A. Words. Bush opened with a nod to “my worthy opponent” but quickly degenerated into acrimony. He accused Gore of using “phony numbers,” warned “those of you who he wants to scare,” and set a new low in debate etiquette by repeatedly calling Gore “the man” and “this man” (“The man’s running on Mediscare. … This man has been disparaging my plan. … This man has no credibility”). Many of Bush’s jabs—his lame joke about Gore inventing the calculator, for example—were non sequiturs. Others were thrown at precisely the wrong moment. After Gore pleaded for bipartisanship in foreign policy, Bush inexplicably retorted, “Yeah, why haven’t they done it in seven years?”

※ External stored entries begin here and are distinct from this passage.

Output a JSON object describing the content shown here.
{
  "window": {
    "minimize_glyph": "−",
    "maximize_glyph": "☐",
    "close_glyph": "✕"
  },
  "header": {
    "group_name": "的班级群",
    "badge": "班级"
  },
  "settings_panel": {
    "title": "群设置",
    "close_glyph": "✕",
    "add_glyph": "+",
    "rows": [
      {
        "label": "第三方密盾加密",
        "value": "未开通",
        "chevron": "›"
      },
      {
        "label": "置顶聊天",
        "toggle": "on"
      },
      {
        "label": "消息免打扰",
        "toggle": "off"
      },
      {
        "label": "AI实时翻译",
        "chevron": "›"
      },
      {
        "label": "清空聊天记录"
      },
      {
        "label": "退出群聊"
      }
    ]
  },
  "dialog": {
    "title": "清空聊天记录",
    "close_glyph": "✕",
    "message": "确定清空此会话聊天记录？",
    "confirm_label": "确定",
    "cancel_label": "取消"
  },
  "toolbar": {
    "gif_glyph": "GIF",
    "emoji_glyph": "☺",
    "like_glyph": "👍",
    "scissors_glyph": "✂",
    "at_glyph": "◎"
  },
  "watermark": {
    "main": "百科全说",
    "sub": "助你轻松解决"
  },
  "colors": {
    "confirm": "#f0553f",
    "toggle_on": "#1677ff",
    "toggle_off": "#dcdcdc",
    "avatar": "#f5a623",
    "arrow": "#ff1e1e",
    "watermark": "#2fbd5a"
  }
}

Gore played the situation perfectly. He declined Lehrer’s invitation to criticize Bush’s inexperience, addressing policy differences instead. As the debate wore on, Gore, without hitting back, called attention to every punch Bush threw: “The governor used the phrase ‘phony numbers’ … I’m not going to go calling names.” In the debate’s closing exchange, Bush rehashed the Buddhist temple and “no controlling legal authority.” Gore promptly brained him with the predictable rejoinder: “I think we ought to attack our country’s problems, not attack each other.” Bush, who seems to believe that no mistake should go unrepeated, then said of campaign reform, “I am not going to lay down my arms in the middle of the campaign for somebody who has got no credibility on the issue.” Gore brained him again: “Gov. Bush, you have attacked my character and credibility. And I am not going to respond in kind. I think we ought to focus on the problems and not attack each other.”
Winner: Gore.

B. Demeanor. The mystery of the night was how a candidate who understood exactly which words to say understood nothing about how to say them. With every vocal inflection and facial gesture, Gore oozed gamesmanship and sanctimony. He sighed with disgust so audibly, visibly, and persistently that he overshadowed Bush’s verbal offenses. On paper, Gore’s concluding rebuke to Bush (“You have attacked my character”) was impeccable. But his delivery—through a ghastly, gritted-teeth smile that conveyed hatred without passion—ruined the effect. The general physical impression left by the debate is that each of these men despises the other, but only one is honest about it.
Winner: Bush.

You could argue that Gore won the debate because he prevailed in most of the contests within the contest. But not all contests are equal. It could be argued just as easily that Bush lost the battles and won the war. The Bush camp’s pre-debate spin—that Gore behaves like a robot in these forums—turns out to be a pretty apt post-debate verdict. Robots are methodical, efficient, and relentless. Give them a set of clearly defined tasks, and they’ll beat any human. Just don’t ask them to comprehend tasks that can’t be clearly defined—or to figure out which kind of task is more important.